Wien - Nach dem 35 Kilometer langen Protestmarsch vom Aufnahmezentrum in Traiskirchen in die Wiener Innenstadt haben Asylwerber und Sympathisanten im Sigmund-Freud-Park vor der Votivkirche ein "Protestcamp" errichtet. In diesem Zeltlager haben nach Angaben der Polizei "maximal 70 Asylwerber" die Nacht verbracht. Nach Angaben der Veranstalter wurden in dem Park etwa zehn größere und mehrere kleinere Zelte aufgestellt. Zwischenfälle wurden bisher keine gemeldet. Die Asylwerber protestieren mit der Aktion gegen die Überbelegung und die ihrer Meinung nach "menschenunwürdigen Bedingungen" in dem Aufnahmelager.

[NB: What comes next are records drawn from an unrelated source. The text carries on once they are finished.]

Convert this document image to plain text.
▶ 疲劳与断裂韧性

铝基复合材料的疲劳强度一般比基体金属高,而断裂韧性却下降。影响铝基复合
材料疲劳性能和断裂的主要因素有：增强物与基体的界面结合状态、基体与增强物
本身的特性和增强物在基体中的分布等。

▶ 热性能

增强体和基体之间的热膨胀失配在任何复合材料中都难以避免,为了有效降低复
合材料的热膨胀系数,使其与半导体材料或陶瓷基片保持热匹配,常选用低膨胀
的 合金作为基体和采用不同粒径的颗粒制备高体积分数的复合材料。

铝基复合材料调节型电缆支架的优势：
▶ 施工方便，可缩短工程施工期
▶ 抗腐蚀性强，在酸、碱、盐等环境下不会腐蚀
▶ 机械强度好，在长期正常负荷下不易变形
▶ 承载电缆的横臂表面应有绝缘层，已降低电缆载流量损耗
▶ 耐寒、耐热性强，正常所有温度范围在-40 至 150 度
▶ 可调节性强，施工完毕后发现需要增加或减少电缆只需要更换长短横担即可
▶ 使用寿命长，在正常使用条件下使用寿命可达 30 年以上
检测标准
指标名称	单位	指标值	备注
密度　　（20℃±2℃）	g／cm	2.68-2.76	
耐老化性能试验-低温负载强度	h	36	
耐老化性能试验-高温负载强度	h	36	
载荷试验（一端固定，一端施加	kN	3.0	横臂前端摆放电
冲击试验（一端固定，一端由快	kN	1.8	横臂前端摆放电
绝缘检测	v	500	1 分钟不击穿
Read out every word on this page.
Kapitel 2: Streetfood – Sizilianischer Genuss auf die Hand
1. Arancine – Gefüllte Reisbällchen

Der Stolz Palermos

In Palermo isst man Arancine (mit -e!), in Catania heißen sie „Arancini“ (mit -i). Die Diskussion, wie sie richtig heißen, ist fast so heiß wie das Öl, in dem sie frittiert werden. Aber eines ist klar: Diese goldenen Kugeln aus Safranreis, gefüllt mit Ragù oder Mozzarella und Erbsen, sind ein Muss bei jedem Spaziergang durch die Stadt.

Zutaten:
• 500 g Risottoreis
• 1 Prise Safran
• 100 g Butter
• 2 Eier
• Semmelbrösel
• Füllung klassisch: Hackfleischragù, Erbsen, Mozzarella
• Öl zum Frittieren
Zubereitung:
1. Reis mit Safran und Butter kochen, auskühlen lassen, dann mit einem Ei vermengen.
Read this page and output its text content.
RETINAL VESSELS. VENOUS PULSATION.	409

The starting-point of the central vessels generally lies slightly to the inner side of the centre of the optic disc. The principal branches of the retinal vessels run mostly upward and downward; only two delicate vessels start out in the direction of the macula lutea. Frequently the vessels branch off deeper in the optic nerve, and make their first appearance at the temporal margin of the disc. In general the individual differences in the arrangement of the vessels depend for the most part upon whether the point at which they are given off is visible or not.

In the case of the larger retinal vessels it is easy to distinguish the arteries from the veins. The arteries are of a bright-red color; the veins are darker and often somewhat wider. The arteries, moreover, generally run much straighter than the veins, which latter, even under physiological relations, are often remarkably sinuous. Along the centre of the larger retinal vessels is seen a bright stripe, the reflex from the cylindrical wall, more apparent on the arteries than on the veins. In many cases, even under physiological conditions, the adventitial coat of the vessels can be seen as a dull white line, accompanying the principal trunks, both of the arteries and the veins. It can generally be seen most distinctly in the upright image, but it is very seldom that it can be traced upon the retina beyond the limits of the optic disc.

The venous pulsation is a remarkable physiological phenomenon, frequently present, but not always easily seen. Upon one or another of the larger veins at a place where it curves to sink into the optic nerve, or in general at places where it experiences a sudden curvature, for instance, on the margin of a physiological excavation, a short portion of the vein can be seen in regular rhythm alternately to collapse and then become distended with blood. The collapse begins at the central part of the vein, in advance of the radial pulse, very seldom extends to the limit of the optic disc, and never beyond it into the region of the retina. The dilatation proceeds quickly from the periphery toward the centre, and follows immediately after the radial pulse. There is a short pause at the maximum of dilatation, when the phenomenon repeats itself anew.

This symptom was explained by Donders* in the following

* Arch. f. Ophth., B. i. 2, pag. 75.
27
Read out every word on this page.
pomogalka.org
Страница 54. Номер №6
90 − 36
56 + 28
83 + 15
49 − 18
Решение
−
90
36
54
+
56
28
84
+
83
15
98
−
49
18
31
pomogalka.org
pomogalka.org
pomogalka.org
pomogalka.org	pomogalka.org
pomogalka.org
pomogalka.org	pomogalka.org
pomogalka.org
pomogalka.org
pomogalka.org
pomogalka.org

Etwa 200 Personen, darunter rund 150 Asylwerber aus Traiskirchen, hatten am Samstag den Fußmarsch nach Wien unternommen. Unterwegs waren dann einige Asylwerber abgesprungen, dafür waren andere Sympathisanten hinzugekommen. Am Abend sind dann von Wien aus einige Asylwerber wieder mit dem Bus nach Traiskirchen zurückgefahren. Andererseits haben nach Angaben der Veranstalter nun andere Asylwerber angekündigt, zu dem "Protestcamp" hinzukommen zu wollen.

Zeltlager bis Freitag angemeldet

Angemeldet ist das Zeltlager nach Angaben der Veranstalter bis kommenden Freitag. Wie lange man es tatsächlich aufrecht erhalten wird, sei aber offen, hieß es gegenüber der APA. Mit der Stadt Wien als Eigentümer des Grundstücks wird nun über einen möglichen Ortswechsel verhandelt. Ein Treffen mit Vertretern der Stadt Wien und der Polizei soll noch heute stattfinden.

Die Polizei betonte, dass zumindest einmal bis zum morgigen Montag nichts gegen das Lager unternommen werde. Ein Auflösung wäre nicht verhältnismäßig und könnte auch nur über Auftrag der Stadt Wien durchgeführt werden, betonte eine Polizeisprecherin. (APA, 25.11.2012)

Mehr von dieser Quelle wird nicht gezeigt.